Only eight of 63 proposed sites are in African American areas

Last month the Trump Administration announced a partnership with Walgreens, Walmart, Target and CVS to have some of their store parking lots become available as testing sites for coronavirus. Walgreens and CVS confirmed that the “most vulnerable” citizens would be served as the testing rolled out.

Now, we see the intention did not become the reality as African American communities have seemingly been left behind in the retail coronavirus testing program, an outreach promised by the White House, according to an investigative report from Vox.com.

Testing sites were supposed to be launched nationwide and widely available by April 16, but Vox’s reporting reveals that only 17 have actually opened. 

Of the 63 retail testing sites that were supposed to have opened only eight are slated to be located in predominantly African American communities. According to preliminary data from the Centers for Disease Control and Prevention, Black people currently make up 30 percent of coronavirus cases.

“On the West Side of Chicago, the demand for testing is very high, and the supply is very minimal — that’s the problem,” Illinois State Rep. LaShawn K. Ford, who is also a board member of Chicago’s Loretto Hospital and is among those frustrated with the lack of testing available in their communities, said in a press conference, according to Vox. “When we hear the governor of Illinois and the president of the United States talk about bending the curve, what we’re going to find is we really can’t talk about raw numbers when we’re not testing a large segment of our population, and that’s the Black community.

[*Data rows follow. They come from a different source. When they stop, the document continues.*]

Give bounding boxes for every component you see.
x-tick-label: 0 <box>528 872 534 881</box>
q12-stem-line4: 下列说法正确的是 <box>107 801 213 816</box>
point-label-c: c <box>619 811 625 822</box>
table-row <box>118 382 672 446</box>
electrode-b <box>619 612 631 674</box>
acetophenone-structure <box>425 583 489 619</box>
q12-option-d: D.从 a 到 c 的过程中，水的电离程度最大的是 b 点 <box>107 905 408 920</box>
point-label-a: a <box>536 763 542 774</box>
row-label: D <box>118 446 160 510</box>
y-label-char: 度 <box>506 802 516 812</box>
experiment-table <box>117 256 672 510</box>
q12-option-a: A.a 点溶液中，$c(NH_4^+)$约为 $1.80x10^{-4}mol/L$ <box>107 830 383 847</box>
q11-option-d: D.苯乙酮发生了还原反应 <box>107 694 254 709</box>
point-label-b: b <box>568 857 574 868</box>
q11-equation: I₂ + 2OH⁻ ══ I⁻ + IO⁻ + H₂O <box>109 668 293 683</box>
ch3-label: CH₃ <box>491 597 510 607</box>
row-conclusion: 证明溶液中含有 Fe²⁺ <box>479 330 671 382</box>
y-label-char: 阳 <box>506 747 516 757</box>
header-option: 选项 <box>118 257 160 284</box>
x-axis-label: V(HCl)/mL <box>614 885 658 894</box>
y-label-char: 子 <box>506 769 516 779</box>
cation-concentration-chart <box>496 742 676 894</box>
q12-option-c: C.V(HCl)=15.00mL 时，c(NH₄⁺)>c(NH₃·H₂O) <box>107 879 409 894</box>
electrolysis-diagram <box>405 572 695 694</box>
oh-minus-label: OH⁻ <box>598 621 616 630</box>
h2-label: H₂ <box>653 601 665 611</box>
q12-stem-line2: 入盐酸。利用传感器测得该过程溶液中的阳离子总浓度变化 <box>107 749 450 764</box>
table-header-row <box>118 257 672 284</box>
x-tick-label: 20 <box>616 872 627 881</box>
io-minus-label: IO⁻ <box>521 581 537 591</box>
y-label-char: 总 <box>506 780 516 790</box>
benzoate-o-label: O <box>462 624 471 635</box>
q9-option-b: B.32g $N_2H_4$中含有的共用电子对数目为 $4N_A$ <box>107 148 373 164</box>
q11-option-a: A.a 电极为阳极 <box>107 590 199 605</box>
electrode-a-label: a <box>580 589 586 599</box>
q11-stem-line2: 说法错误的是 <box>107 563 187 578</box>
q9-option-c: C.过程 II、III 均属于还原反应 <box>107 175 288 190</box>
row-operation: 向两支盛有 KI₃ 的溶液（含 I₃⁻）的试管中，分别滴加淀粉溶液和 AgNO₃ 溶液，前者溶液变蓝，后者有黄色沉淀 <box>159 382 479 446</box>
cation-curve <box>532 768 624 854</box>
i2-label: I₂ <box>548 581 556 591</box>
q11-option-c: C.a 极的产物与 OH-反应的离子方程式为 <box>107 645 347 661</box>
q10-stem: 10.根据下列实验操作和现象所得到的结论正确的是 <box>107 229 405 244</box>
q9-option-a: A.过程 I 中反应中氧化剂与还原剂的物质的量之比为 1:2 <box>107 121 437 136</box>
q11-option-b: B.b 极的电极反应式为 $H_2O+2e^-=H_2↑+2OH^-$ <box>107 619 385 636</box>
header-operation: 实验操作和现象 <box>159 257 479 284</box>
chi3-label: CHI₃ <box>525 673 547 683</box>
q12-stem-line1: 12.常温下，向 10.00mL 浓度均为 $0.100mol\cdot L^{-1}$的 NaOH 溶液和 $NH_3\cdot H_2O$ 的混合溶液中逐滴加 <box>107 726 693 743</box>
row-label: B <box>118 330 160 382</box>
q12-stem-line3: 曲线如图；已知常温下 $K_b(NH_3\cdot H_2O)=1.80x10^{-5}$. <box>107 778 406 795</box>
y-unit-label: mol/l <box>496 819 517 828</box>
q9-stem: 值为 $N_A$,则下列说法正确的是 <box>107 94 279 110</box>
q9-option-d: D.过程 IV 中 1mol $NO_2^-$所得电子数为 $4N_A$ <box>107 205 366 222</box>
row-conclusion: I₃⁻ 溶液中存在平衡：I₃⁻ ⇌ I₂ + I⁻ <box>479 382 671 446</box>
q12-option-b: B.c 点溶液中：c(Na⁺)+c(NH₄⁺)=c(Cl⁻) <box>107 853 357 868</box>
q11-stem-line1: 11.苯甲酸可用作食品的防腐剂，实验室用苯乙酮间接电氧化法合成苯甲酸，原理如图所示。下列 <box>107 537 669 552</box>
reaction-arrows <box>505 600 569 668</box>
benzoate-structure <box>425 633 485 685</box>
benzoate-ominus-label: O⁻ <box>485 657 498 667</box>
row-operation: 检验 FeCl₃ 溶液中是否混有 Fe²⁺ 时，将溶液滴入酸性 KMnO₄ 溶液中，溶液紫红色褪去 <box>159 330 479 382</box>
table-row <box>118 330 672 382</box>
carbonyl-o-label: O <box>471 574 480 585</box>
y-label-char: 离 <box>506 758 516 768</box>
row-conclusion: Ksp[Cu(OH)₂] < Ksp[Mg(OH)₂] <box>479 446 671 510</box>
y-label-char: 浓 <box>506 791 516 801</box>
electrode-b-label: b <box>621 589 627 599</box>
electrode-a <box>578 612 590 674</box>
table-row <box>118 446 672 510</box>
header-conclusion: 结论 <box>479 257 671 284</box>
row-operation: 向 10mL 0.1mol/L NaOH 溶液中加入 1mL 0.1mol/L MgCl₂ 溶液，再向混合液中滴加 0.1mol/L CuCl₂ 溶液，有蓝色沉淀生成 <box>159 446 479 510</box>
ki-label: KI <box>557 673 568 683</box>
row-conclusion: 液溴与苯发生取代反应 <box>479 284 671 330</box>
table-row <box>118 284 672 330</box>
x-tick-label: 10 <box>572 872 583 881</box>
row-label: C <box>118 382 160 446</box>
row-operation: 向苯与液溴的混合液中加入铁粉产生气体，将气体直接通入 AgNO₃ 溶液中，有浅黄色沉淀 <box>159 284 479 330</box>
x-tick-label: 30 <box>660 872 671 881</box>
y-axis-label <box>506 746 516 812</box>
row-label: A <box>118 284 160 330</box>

There are no major test sites in the Black community.”

Her area is 80 percent African American, but the only nearby retail testing site is in an adjacent community that is not predominantly Black.

Rutgers professor Naa Oyo A. Kwate has been critical of the White House’s plan because many retailers place their stores outside of Black neighborhoods, which creates access issues.

“Trying to respond to the pandemic by partnering with private retail sites, that doesn’t really make sense,” she told Vox, noting that in Chicago that testing places aren’t located near the city’s hardest hit communities. “If you’re on either the South Side or in a predominantly Black suburb, you have to go a really long way — you’re driving on the expressway for at least half an hour, paying tolls to get there. It’s nowhere close to where you are.”

Despite the lofty goals of the White House, in which Dr. Deborah Birx, the administration’s coronavirus response coordinator, believed and said the program could be brought “across the continent,” President Trump now says making the program more widely available is the responsibility of state leaders.

“The companies will determine that, and the governors will determine that,” said Trump. “If we’re not happy, we’ll take very strong action against a state or a governor.”